PFA and guessing models

TL;DR

This paper investigates the consistency strength of PFA and related theories, establishing new lower bounds and showing their consistency relative to large cardinal assumptions, thus advancing understanding in set theory.

Contribution

It proves that the theory involving a variation of the Viale-Wei$ extss{ss}$ guessing hull principle is consistent relative to a supercompact cardinal, improving previous bounds.

Findings

The theory (T) is consistent relative to a supercompact cardinal.

The consistency of 'AD$_\mathbb{R}$ + $\Theta$ is regular' is established relative to (T) and PFA.

This work significantly raises the known lower bounds for the consistency strength of PFA and (T).

Abstract

This paper explores the consistency strength of The Proper Forcing Axiom ($\textsf{PFA}$) and the theory (T) which involves a variation of the Viale-Wei$\ss$ guessing hull principle.
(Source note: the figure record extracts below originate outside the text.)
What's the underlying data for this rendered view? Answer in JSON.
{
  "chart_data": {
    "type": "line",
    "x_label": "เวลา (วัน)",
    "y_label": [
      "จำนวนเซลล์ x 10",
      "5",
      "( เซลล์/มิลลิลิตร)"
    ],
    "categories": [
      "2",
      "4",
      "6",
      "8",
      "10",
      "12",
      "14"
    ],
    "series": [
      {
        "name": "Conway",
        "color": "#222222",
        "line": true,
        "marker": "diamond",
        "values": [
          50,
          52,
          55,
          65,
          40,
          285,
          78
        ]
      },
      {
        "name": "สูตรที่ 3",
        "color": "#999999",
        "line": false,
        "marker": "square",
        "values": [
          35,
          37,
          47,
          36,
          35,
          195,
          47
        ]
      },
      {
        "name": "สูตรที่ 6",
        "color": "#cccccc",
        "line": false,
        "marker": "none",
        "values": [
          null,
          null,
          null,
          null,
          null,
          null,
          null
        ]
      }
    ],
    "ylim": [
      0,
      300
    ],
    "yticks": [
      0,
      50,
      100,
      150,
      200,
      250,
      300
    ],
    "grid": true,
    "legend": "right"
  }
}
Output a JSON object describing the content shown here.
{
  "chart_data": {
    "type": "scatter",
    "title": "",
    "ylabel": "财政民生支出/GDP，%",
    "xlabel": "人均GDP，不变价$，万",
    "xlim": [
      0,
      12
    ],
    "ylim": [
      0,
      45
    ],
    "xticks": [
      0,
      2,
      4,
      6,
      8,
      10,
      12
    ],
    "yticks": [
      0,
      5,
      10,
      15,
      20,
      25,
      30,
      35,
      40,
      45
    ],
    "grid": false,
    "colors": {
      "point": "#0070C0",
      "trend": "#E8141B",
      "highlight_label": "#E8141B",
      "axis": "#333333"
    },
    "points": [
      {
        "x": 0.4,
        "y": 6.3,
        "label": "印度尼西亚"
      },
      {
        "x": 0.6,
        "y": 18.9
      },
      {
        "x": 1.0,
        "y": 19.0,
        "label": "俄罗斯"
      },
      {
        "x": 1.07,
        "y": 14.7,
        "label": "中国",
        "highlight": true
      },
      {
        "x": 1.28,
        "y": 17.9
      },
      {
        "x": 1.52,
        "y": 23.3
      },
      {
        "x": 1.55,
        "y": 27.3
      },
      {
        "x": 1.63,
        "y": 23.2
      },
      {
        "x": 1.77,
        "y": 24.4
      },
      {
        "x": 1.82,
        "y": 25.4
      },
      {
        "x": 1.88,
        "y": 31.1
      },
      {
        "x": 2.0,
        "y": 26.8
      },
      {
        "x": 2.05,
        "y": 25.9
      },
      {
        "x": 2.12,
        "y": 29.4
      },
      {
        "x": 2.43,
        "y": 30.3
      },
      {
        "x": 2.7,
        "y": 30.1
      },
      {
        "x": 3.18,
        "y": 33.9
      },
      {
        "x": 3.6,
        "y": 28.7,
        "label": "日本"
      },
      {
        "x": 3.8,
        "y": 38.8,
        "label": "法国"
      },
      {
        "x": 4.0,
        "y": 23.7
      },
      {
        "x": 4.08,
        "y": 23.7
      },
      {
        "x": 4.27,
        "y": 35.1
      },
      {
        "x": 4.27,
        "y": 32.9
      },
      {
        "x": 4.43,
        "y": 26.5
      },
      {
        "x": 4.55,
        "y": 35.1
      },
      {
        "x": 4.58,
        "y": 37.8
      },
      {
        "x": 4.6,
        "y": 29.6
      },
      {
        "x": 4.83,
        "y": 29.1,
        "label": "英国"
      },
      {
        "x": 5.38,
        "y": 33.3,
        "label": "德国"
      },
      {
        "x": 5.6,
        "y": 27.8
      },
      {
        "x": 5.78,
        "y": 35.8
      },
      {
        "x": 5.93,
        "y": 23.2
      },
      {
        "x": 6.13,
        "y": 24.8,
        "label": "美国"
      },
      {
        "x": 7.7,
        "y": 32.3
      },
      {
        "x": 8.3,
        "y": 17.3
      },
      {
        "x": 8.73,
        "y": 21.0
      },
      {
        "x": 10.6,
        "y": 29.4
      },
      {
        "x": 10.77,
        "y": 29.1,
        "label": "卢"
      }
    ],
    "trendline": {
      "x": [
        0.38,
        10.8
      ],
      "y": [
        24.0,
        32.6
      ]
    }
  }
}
We show that (T) is consistent relative to a supercompact cardinal. The main result of the paper implies that the theory "$\sf{AD}$$_\mathbb{R} + \Theta$ is regular" is consistent relative to (T) and to $\textsf{PFA}$. This improves significantly the previous known best lower-bound for consistency strength for (T) and $\textsf{PFA}$, which is roughly "$\sf{AD}$$_\mathbb{R} + \textsf{DC}$".